Spannend wird es beim Verbrauch: Im Test der Zeitschrift "Auto Bild" hat der E 320 CDI 8,1 Liter konsumiert, beim Bluetec sind es 8,8 Liter pro 100 Kilometer. Aber das ist noch nicht die ganze Wahrheit. Denn der Testwagen ist ein Vorserien-Exemplar mit amerikanischer Abstimmung. Für Deutschland bekommt er eine längere Hinterachsübersetzung. Damit soll der saubere Diesel den ohnehin schon guten Wert des 320 CDI (NOx = 0,267g/km) weiter unterbieten.

Wenn es also nur minimale Unterschiede zwischen E 300 und E 320 gibt, was passierte dann mit dem V6 bei seiner Wandlung zum Bluetec-Aggregat?
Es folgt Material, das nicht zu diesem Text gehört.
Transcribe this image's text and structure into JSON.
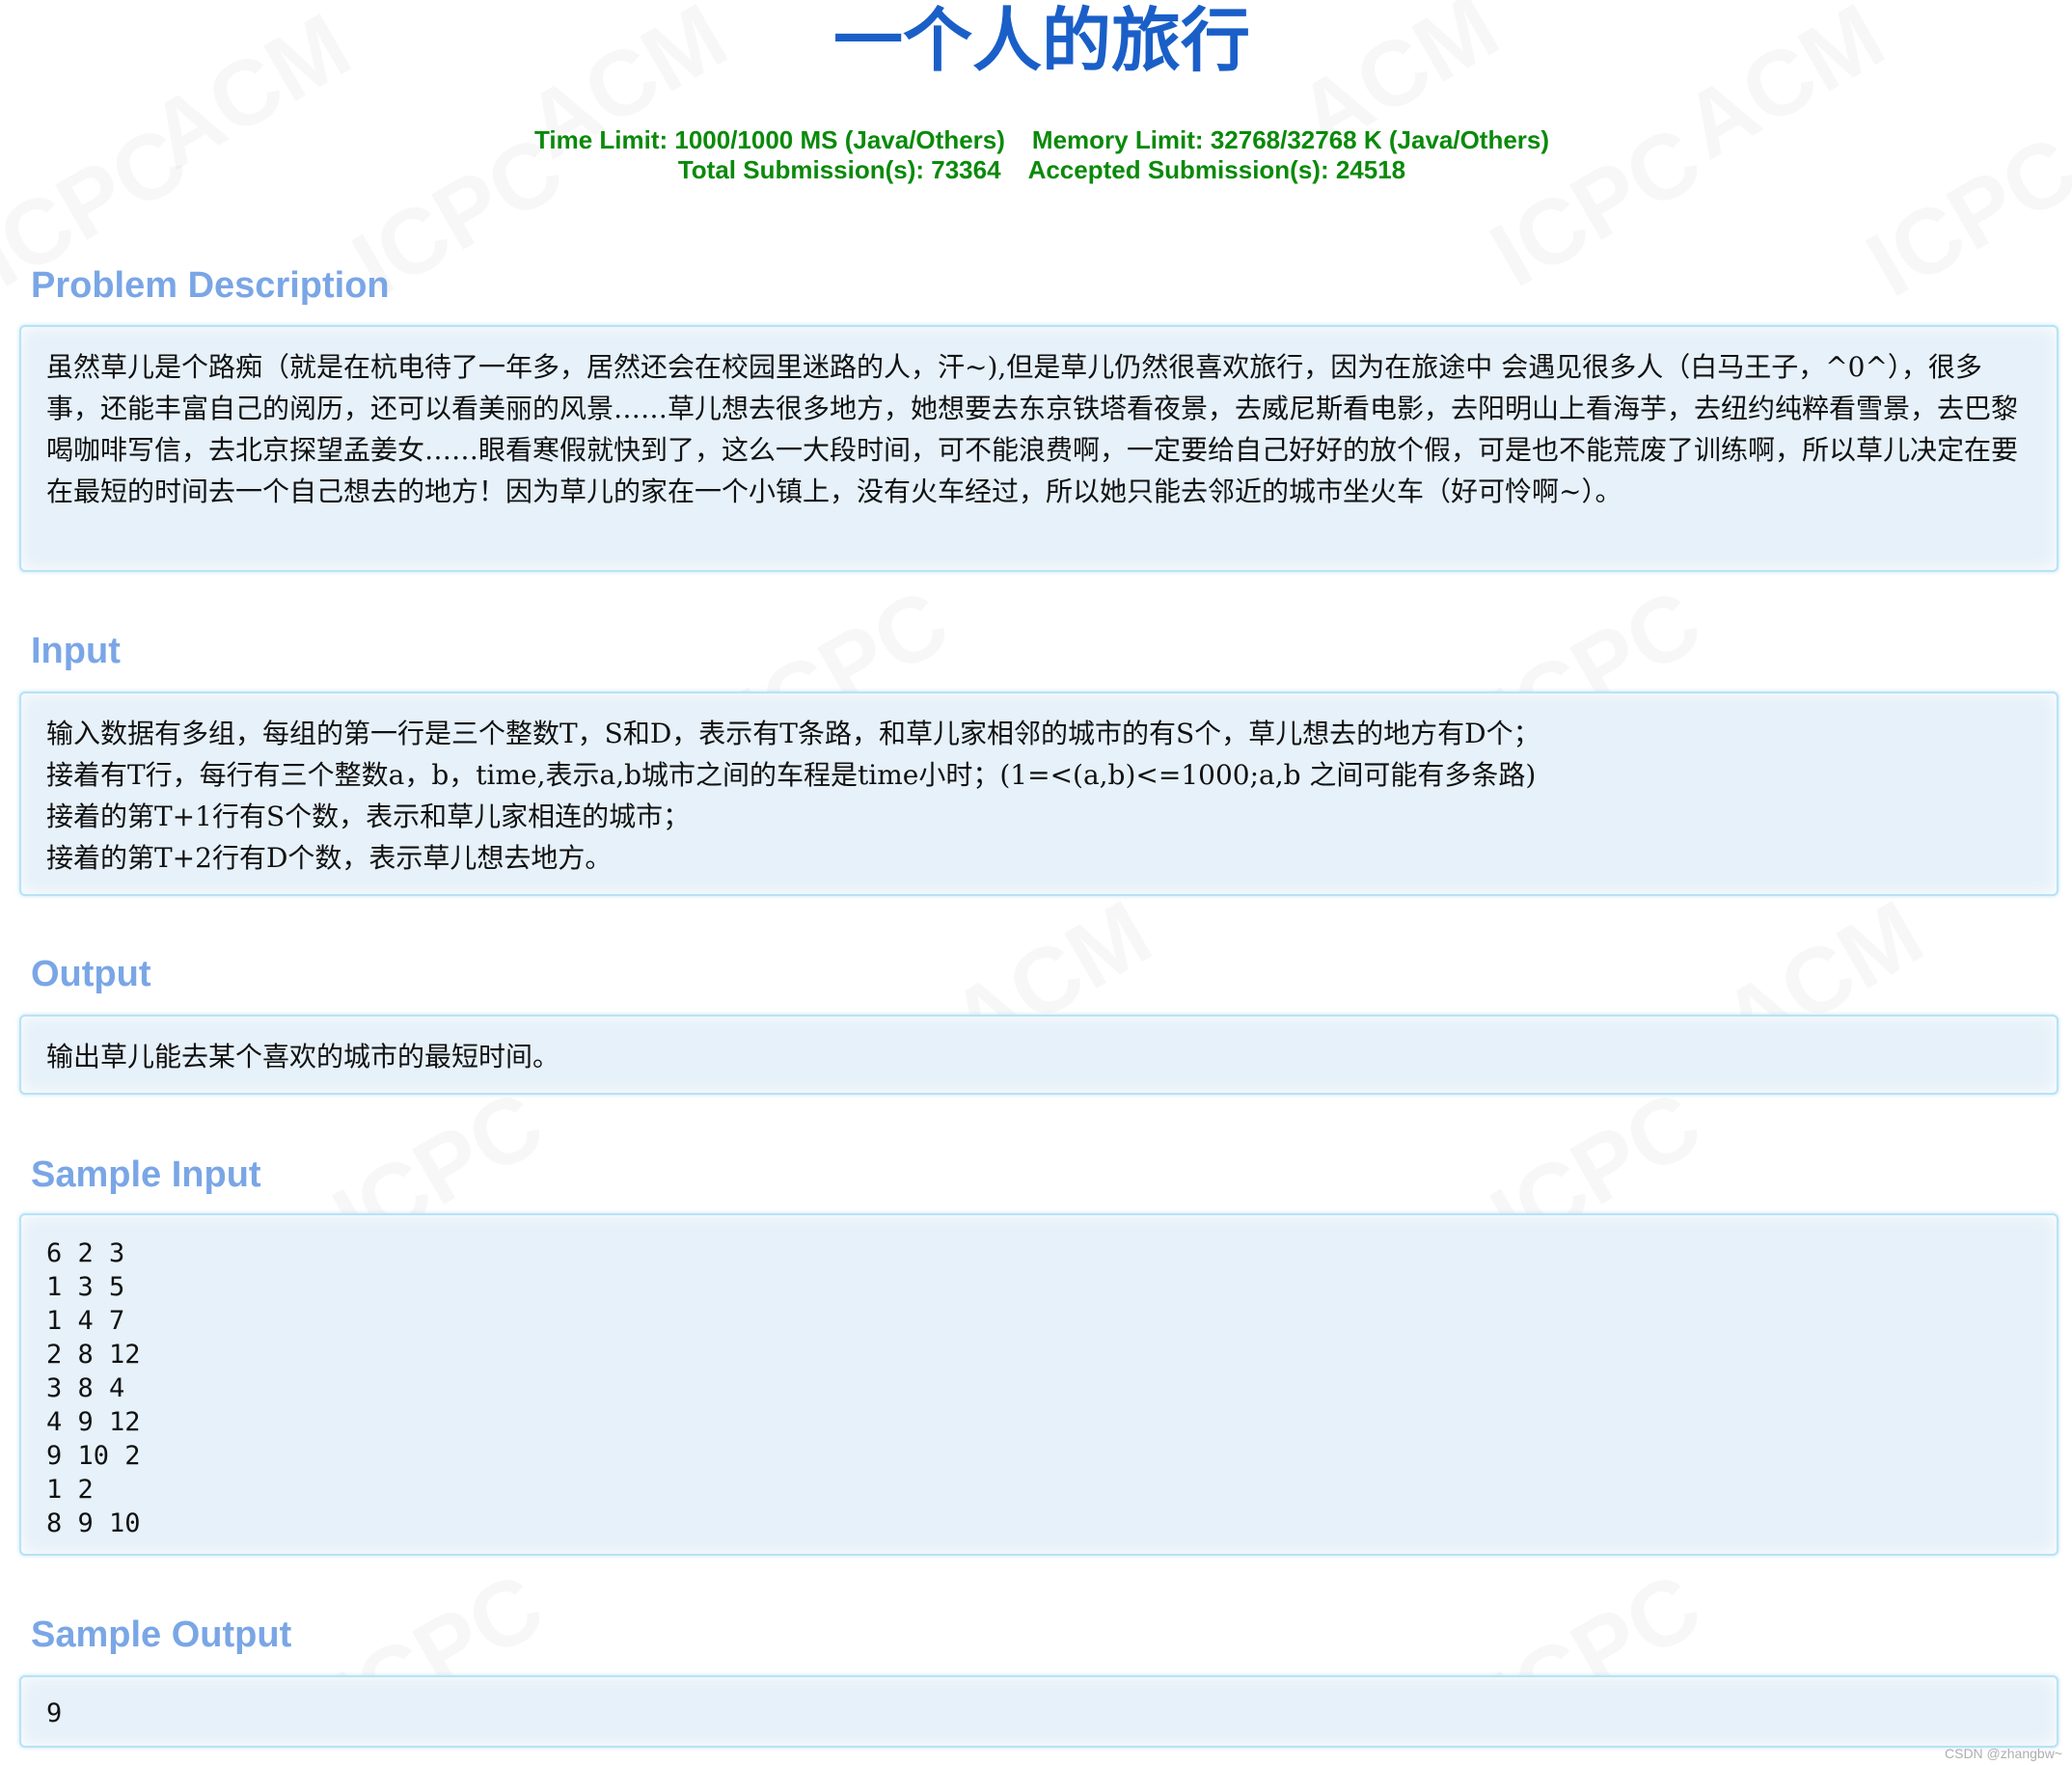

Gerhard Doll, Motorenentwickler bei Mercedes, erklärt: "Der Motor wurde neu abgestimmt. Andere Injektoren, kleinere Düsen und geringere Verdichtung sollen bereits das Entstehen von Stickoxid verringern, kosten etwas Leistung." Statt 224 PS im E 320 bringt es der E 300 auf 211 PS. Also ganze 13 PS weniger, die man nicht wirklich vermisst.
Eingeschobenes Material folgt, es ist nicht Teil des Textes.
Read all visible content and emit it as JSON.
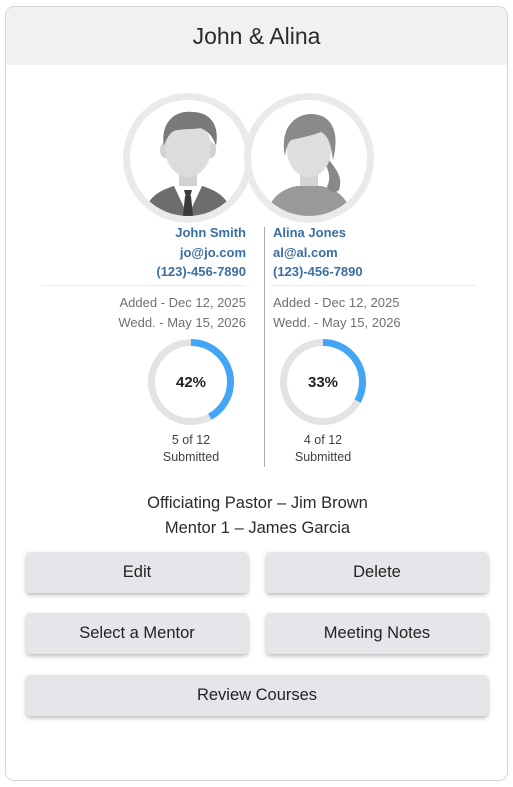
{
  "header": {
    "title": "John & Alina"
  },
  "partners": [
    {
      "name": "John Smith",
      "email": "jo@jo.com",
      "phone": "(123)-456-7890",
      "added": "Added - Dec 12, 2025",
      "wedding": "Wedd. - May 15, 2026",
      "progress": {
        "percent_label": "42%",
        "fraction": 0.42,
        "count_label": "5 of 12",
        "status_label": "Submitted"
      },
      "avatar_icon": "male-avatar-icon"
    },
    {
      "name": "Alina Jones",
      "email": "al@al.com",
      "phone": "(123)-456-7890",
      "added": "Added - Dec 12, 2025",
      "wedding": "Wedd. - May 15, 2026",
      "progress": {
        "percent_label": "33%",
        "fraction": 0.33,
        "count_label": "4 of 12",
        "status_label": "Submitted"
      },
      "avatar_icon": "female-avatar-icon"
    }
  ],
  "assignments": {
    "pastor": "Officiating Pastor – Jim Brown",
    "mentor": "Mentor 1 – James Garcia"
  },
  "buttons": {
    "edit": "Edit",
    "delete": "Delete",
    "select_mentor": "Select a Mentor",
    "meeting_notes": "Meeting Notes",
    "review_courses": "Review Courses"
  },
  "colors": {
    "progress": "#42a5f5",
    "ring_track": "#e3e3e3",
    "link": "#3a6ea5",
    "button_bg": "#e4e6e9"
  }
}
Wichtiger ist momentan noch der Kraftstoff. Bluetec ist nur dann optimal sauber, wenn entschwefelter Diesel eingespritzt wird. Außer in Deutschland sprudelt der verlässlich erst in Skandinavien, den Beneluxstaaten, Polen, Österreich, der Schweiz und Ungarn. In allen anderen Ländern soll er bis 2009 eingeführt werden. Bis dahin sollten Bluetec-Fahrer in kritischen Gebieten nur Premiumdiesel (V-Power/Ultimate) tanken. Sollten auch die teuren Sorten mal nicht verfügbar sein, hat Gerhard Doll Trost parat: "Das System regeneriert sich auch dann, wenn ein- bis zweimal stärker verschwefelter Diesel getankt wurde."
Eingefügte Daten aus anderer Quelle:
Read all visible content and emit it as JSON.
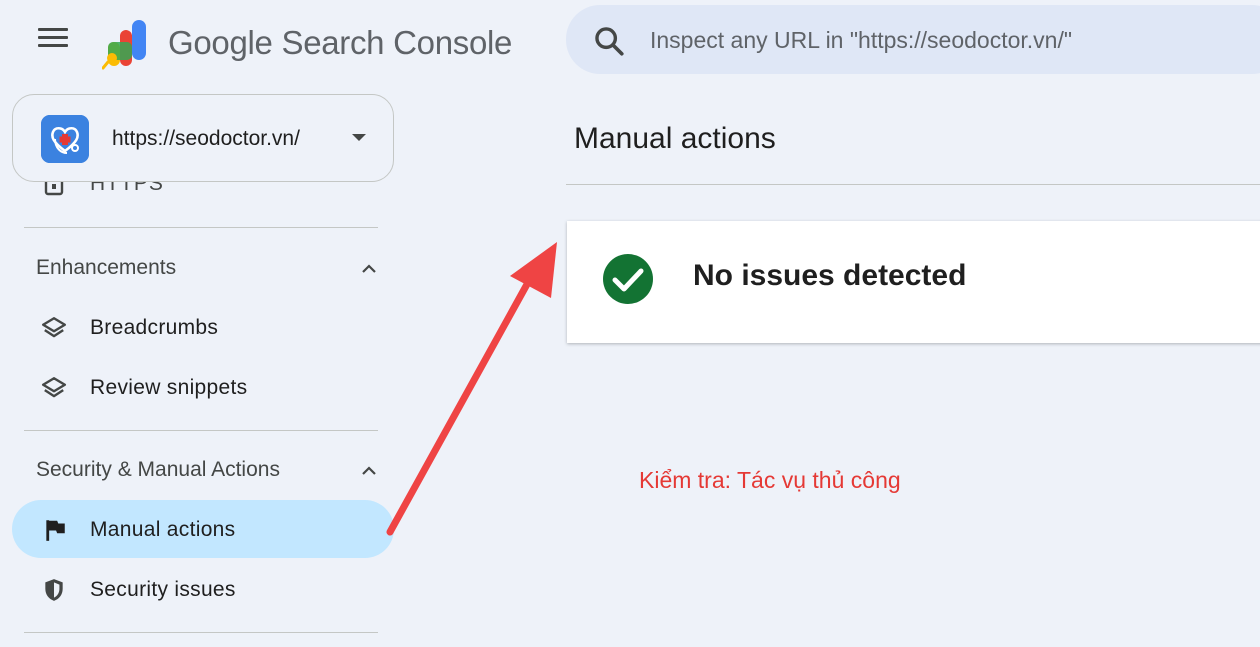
{
  "header": {
    "app_name": "Google Search Console",
    "search_placeholder": "Inspect any URL in \"https://seodoctor.vn/\""
  },
  "property": {
    "url": "https://seodoctor.vn/"
  },
  "sidebar": {
    "peek_item": {
      "label": "HTTPS"
    },
    "sections": [
      {
        "title": "Enhancements",
        "items": [
          {
            "label": "Breadcrumbs",
            "icon": "layers-icon"
          },
          {
            "label": "Review snippets",
            "icon": "layers-icon"
          }
        ]
      },
      {
        "title": "Security & Manual Actions",
        "items": [
          {
            "label": "Manual actions",
            "icon": "flag-icon",
            "active": true
          },
          {
            "label": "Security issues",
            "icon": "shield-icon"
          }
        ]
      }
    ]
  },
  "main": {
    "title": "Manual actions",
    "status": "No issues detected"
  },
  "annotation": {
    "text": "Kiểm tra: Tác vụ thủ công",
    "color": "#e53935"
  },
  "colors": {
    "background": "#eef2f9",
    "active_nav": "#c2e7ff",
    "success": "#137333",
    "search_bar": "#dfe7f6"
  }
}
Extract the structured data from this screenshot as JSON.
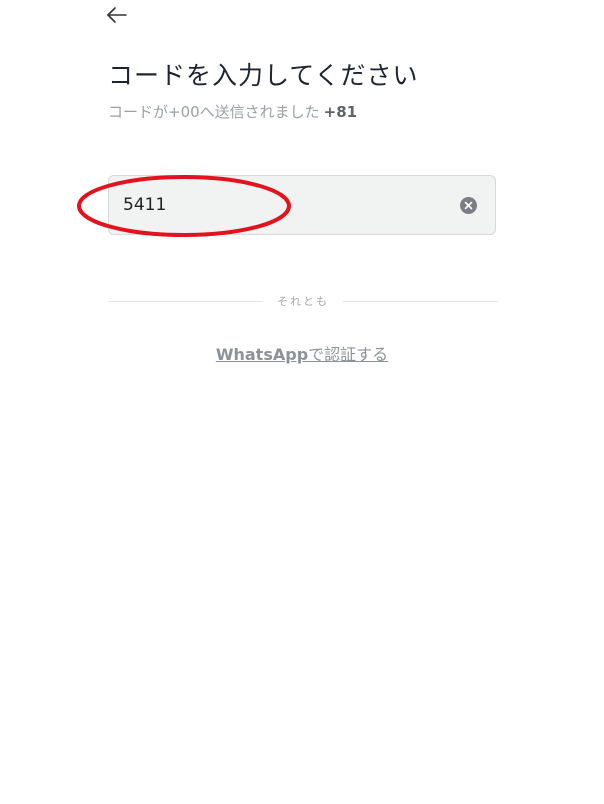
{
  "header": {
    "back_icon": "arrow-left-icon",
    "title": "コードを入力してください",
    "subtitle_prefix": "コードが+00へ送信されました",
    "subtitle_number": "+81"
  },
  "code_input": {
    "value": "5411",
    "clear_icon": "clear-circle-icon"
  },
  "annotation": {
    "color": "#e0141e"
  },
  "divider": {
    "label": "それとも"
  },
  "alt_verify": {
    "brand": "WhatsApp",
    "suffix": "で認証する"
  }
}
Bemerken Fahrer und Passagiere etwas davon, wenn sich die Speicherkats der Stickoxide entledigen? Nein! Wie bei allen Abgasreinigern war nichts zu spüren. Kein Wunder, alle ein bis zwei Minuten schaltet die Einspritzung für drei bis fünf Sekunden auf fett. In dieser Phase entsteht im Speicherkat Ammoniak, das weiteren Stickoxiden den Garaus macht.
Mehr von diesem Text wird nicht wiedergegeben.